Sandy Welch, the Republican candidate for Montana Superintendent of Public Instruction, has filed a formal request for a manual recount of her close race with incumbent Democrat Denise Juneau.

Welch filed the application Monday in Flathead District Court. State law requires Welch, a Martin City educational consultant, to file in her home county.

“We have worked over the past several weeks to get to this point,” Welch said. “A recount is an important and more deliberative option allowed by our process, and it will reveal any issues that have statewide implications. Recounts will be healthy for the integrity of our election, and we have the opportunity to move forward and identify inconsistencies.”

Welch will pay the state for the recount by purchasing a bond for $115,000, an amount determined by recount estimates from each county. Welch said she is being assisted in the cost by the Republican Party at the state and national levels.

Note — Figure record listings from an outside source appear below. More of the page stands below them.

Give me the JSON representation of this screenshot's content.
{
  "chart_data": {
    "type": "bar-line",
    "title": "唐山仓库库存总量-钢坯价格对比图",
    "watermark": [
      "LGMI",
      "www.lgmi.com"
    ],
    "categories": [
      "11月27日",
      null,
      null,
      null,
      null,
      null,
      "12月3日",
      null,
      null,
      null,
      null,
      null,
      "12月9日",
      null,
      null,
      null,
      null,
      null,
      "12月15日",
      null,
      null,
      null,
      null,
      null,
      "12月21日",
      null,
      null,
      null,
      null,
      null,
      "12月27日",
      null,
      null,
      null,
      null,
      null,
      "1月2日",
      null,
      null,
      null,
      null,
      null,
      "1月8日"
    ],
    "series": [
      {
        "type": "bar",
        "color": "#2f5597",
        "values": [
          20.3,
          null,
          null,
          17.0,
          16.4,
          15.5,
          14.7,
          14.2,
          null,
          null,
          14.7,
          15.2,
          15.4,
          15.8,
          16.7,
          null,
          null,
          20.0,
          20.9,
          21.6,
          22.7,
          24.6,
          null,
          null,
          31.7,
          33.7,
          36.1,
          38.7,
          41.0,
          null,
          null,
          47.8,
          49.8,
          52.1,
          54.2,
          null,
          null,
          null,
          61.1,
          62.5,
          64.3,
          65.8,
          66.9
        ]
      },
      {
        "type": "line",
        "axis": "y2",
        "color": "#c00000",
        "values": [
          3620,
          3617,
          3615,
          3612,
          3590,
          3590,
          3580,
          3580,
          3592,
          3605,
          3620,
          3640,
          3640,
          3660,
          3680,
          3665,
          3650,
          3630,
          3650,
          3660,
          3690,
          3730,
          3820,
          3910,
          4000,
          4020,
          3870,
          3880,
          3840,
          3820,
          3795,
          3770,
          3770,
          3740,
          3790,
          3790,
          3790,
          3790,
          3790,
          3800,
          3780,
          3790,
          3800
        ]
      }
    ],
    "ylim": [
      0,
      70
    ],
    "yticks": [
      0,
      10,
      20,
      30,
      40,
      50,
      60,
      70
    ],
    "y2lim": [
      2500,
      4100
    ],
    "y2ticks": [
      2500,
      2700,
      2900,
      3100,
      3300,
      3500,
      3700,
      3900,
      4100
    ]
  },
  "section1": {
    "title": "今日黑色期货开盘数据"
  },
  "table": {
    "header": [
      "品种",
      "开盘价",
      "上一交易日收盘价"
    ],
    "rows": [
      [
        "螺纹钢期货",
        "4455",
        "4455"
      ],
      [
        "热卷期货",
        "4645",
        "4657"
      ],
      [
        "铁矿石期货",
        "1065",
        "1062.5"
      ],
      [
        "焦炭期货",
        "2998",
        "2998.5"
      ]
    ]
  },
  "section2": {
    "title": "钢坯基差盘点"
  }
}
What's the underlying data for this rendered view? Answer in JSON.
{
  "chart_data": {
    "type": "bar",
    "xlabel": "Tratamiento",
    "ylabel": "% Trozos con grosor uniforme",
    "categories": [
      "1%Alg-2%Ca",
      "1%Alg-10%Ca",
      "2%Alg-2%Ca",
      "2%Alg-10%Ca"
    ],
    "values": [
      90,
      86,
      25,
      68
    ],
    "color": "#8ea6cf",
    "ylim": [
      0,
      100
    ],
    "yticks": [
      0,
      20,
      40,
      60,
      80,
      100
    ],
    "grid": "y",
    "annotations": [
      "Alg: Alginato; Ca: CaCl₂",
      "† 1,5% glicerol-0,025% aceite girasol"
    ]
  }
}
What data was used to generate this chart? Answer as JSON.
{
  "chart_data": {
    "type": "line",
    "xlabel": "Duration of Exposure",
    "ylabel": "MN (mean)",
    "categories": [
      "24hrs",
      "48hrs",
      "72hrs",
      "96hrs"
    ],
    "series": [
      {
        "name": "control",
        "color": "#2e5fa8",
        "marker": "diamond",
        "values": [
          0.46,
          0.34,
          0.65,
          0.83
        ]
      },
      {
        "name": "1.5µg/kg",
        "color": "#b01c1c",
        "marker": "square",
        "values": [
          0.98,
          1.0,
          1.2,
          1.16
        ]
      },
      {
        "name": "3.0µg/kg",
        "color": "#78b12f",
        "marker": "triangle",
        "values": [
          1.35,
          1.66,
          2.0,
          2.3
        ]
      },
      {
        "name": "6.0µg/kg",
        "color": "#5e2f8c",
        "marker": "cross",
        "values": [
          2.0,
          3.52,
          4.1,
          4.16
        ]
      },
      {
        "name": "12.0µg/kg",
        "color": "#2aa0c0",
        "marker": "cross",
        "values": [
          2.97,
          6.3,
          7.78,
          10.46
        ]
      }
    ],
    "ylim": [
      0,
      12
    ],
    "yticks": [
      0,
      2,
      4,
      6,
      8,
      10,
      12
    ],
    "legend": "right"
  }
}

Adding in attorney fees and other expenses, Welch said the total cost to her campaign would top $200,000.

The Secretary of State’s office previously said those costs were not reimbursable even if the election outcome were reversed. By going through the courts, Welch now has a chance to reclaim the recount costs if she prevails, she said.

Welch’s team submitted a letter to the secretary of state on Nov. 30, urging that the media and public be adequately notified of their ability to participate in the recount process.

“This is a public process, open to citizens and the media,” Welch said. “Both Denise Juneau and I are entitled to fully observe the entire process. There is a tight schedule mandated by law, but the law mandates transparency and candidate participation.”

Final vote canvassing from the Nov. 6 election gave Juneau 235,397 votes and Welch 233,166 votes, a difference of 2,231 votes with a 0.48 percent margin.

Candidates have the ability to apply for a recount if the margin is less than a half percentage point.

“This is an opportunity for the public to learn how our election process works,” Welch said. “We are aware of instances where there were some significant systematic errors made in counting ballots, and this is the best process to confirm this. The public must be aware of these problems.”

Welch’s team is coordinating representatives to observe the recount. A spokeswoman for Juneau said Monday the Democrat’s campaign also was organizing poll watchers to oversee the recount at the county level and make sure the process goes smoothly.

 A hearing is this Friday before District Judge Stewart Stadler to consider Welch’s bid for a recount.

Welch said she anticipates that court proceeding to clear the way for a recount to start next week in each of Montana’s 56 counties. Some of the larger counties have estimated it will take five days, she said.

 

Elections expert Rob Richie said Monday that Welch will be fighting long odds in her bid to become Montana’s next superintendent of public instruction.

Richie, with the Maryland-based election research group FairVote, said his group analyzed 18 statewide recounts in the United States over the past decade. Those recounts on average shifted the vote less than 0.03 percent, or by just a few hundred votes, he said.

By contrast, Welch lost by 0.48 percent. That’s more than 17 times the average shift found by FairVote.

Richie said “it would be extraordinarily unlikely” for a recount to change the outcome. 

“There’s been no statewide recount that’s resulted in a margin that’s remotely near this margin,” he said. “Unless there’s fraud — a real distortion from someone cheating — it probably won’t be there.”

Richie said voting machine errors typically don’t discriminate between candidates, meaning any votes Welch might have lost would have been canceled out by lost votes for Juneau.

He added that regardless of the outcome, the recount could serve a public service by either confirming the integrity of Montana’s election system or revealing its flaws.